Por otro lado, Mons. Pérez Pueyo vuelve a recordar manuscritos del Papa Francisco y conversaciones con el Pontífice en las que le habría mostrado su apoyo en el objetivo de que la talla retorne a la ermita original, incluso advirtiéndole de “las intrigas mafiosas que están en curso”.

“Esas palabras pesan sobre mi conciencia de obispo y pastor de este pueblo”, señala el prelado, quien se compara con la historia del anciano Eleazar, recogida en el segundo Libro de los Macabeos, a quien “quisieron ofrecerle una salida aparentemente prudente: bastaba con fingir. Podía salvar la vida y evitar el sufrimiento”.

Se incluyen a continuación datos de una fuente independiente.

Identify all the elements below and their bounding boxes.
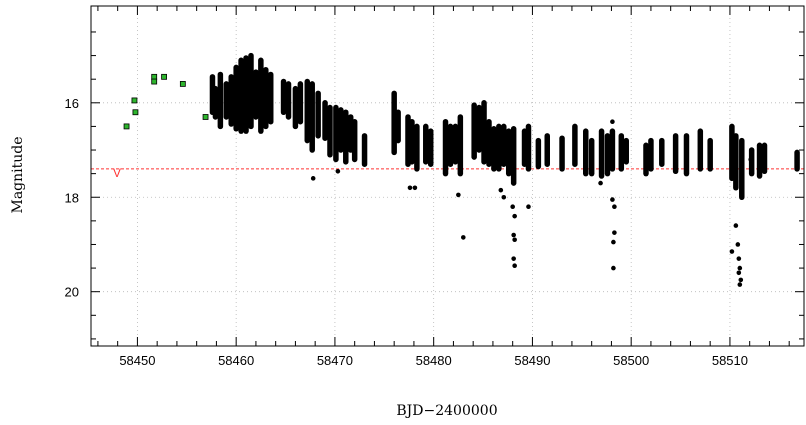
data-point [611,239,616,245]
data-point [510,204,515,209]
green-data-points [123,73,209,130]
plot-frame [90,5,805,347]
green-square-point [161,73,167,80]
x-tick-label: 58470 [317,353,353,368]
green-square-point [151,73,158,80]
x-tick-labels: 58450 58460 58470 58480 58490 58500 58510 [119,353,748,368]
y-tick-labels: 16 18 20 [65,96,79,300]
data-point [598,180,603,186]
green-square-point [123,123,130,130]
data-point [511,232,516,238]
data-point [612,204,617,209]
data-point [610,119,615,124]
data-point [526,204,531,209]
x-tick-label: 58460 [218,353,254,368]
data-point [512,237,517,243]
x-tick-label: 58500 [613,353,649,368]
data-point [512,213,517,219]
data-point [738,277,744,283]
x-tick-label: 58510 [712,353,748,368]
data-point [610,197,615,202]
green-square-point [179,81,186,87]
data-point [737,282,743,287]
data-point [461,235,466,240]
data-point [735,242,741,247]
data-point [310,176,316,181]
x-tick-label: 58480 [416,353,452,368]
data-point [335,168,341,174]
data-point [733,223,739,228]
data-point [412,185,418,191]
data-point [736,270,742,276]
data-point [407,185,413,191]
data-point [737,265,743,271]
data-point [736,256,742,261]
y-tick-label: 16 [65,96,79,111]
green-square-point [131,97,138,104]
v-reference-label: V [113,166,121,180]
data-point [498,187,504,193]
x-tick-label: 58490 [514,353,550,368]
green-square-point [151,78,158,85]
green-square-point [202,114,209,120]
y-axis-title: Magnitude [10,136,26,213]
green-square-point [132,109,139,116]
x-axis-title: BJD−2400000 [396,403,497,419]
data-point [611,265,616,271]
data-point [512,263,517,269]
data-point [456,192,461,198]
data-point [511,256,516,261]
y-tick-label: 20 [65,285,79,300]
black-data-points [209,52,800,287]
grid-lines [91,6,804,346]
data-point [612,230,617,235]
data-point [748,157,753,162]
x-tick-label: 58450 [119,353,155,368]
axis-ticks [91,6,804,346]
y-tick-label: 18 [65,190,79,205]
data-point [501,194,507,200]
data-point [729,249,735,254]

Con esta referencia, añade: “Yo no puedo firmar, aprobar ni consentir una fórmula que prive a este pueblo de Barbastro-Monzón de su propia Madre, o que la convierta en alguien extraño que haga algunas visitas a sus hijos desde casa ajena”.

Al final de su alegato, el prelado promete a sus feligreses: “Tened por seguro que vuestro pastor nunca firmaría ese improbable expolio a vuestra dignidad. Pondría en tal caso mi cargo a disposición por lealtad a nuestro pueblo”, en una apuesta que se cierne sobre el encargo mediador del Comisario Pontificio.